My ride ended basically limping back to Boulder at <180 W. Still, I averaged over 22 mph for the three hours at IM intensity on terrain similar to Louisville and hit 100 miles in 4:45 despite said limping home.

(3) Very short flop.

July 30
(1) 3400m swim with a 1000m time trial. My time was 17:25, with the first 500m in 8:38 and the second in 8:47. I'm no Grant Hackett.

(2) 1 hour run with 40 minutes at 150 bpm.
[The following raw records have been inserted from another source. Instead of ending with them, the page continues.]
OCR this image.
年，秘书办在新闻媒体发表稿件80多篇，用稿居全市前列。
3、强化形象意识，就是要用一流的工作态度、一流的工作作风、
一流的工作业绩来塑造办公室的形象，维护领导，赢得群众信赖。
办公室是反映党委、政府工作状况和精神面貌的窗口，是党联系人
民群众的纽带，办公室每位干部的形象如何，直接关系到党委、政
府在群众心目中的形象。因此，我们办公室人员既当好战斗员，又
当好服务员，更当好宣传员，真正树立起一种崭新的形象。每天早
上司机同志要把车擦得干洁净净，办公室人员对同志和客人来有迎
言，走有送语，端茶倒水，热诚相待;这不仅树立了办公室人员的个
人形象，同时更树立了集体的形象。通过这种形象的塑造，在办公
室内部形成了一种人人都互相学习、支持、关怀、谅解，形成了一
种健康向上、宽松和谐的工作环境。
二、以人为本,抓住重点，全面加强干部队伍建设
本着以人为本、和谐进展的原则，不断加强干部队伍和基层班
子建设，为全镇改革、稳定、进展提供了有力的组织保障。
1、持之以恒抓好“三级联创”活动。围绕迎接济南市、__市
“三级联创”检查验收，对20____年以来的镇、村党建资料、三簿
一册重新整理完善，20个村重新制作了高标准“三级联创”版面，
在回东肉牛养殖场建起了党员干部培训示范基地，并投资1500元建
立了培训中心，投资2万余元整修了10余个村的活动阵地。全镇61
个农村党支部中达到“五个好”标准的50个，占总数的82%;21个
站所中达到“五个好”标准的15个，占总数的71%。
I averaged 6:52/mile at 152 bpm for those 40 minutes on terrain a bit more challenging than Louisville. Nice. That speed felt easy and I kept having the desire to run around 6:30/mile.

July 29
(1) 4500m swim. I did 3200m or so of this swim earlier in the week, but CV made me do the whole thing all over again since I didn't get the entire 4500m in. Not too bad, really.

(2) Extra curricular: 1 hour spin

(3) 30 minute easy run with Stacey. I did not feel that great. Usually these jogs are effortless, like walking, but this day I had a slight side-stitch.

July 28 - Death Run
(1) 2:15 run scheduled, 2:00 complete. I just fell apart. The only other time I can recall feeling this bad on a run is during the latter stages of a marathon or IM. The goal was to warm-up, start running 6:45-7:00/mile, and then cool-down. Sounded easy enough on paper.

My expectation was for a 150-155 bpm HR, yet after 40 minutes my HR was approaching 160 bpm. It started hitting 165 bpm on hills, and I made the executive decision to pull the plug on running by pace. Hour 1: 7:00/mile at 160 bpm average.

I switched to running at 155 bpm for the second hour. Despite slowing to 7:37/mile, I only made it another 30 minutes before making executive decision #2: get home ASAP. I dropped my pace to balance minimizing suffering and getting home quickly.

The hike is Aspen may have taken more out of me than I realized, and it showed during this run. (Again, just my theory.)

(2) Flop.

July 27
(1) Swim. This is the one I mentioned above. I did 3200m of the scheduled 4500m. Hey, a man's got to work! (CV noted on the schedule that if I couldn't fit the whole thing in, I just needed to wake up earlier.)

(2) Tempo ride w/ 1:30 at 230-240 W. I did nine 10 minute intervals with 2 minutes easy pedaling between. Average watts were 245-248 for all sets, and my HR average gradually increased from 143 bpm to 148 bpm. Solid and pretty easy, PE-wise.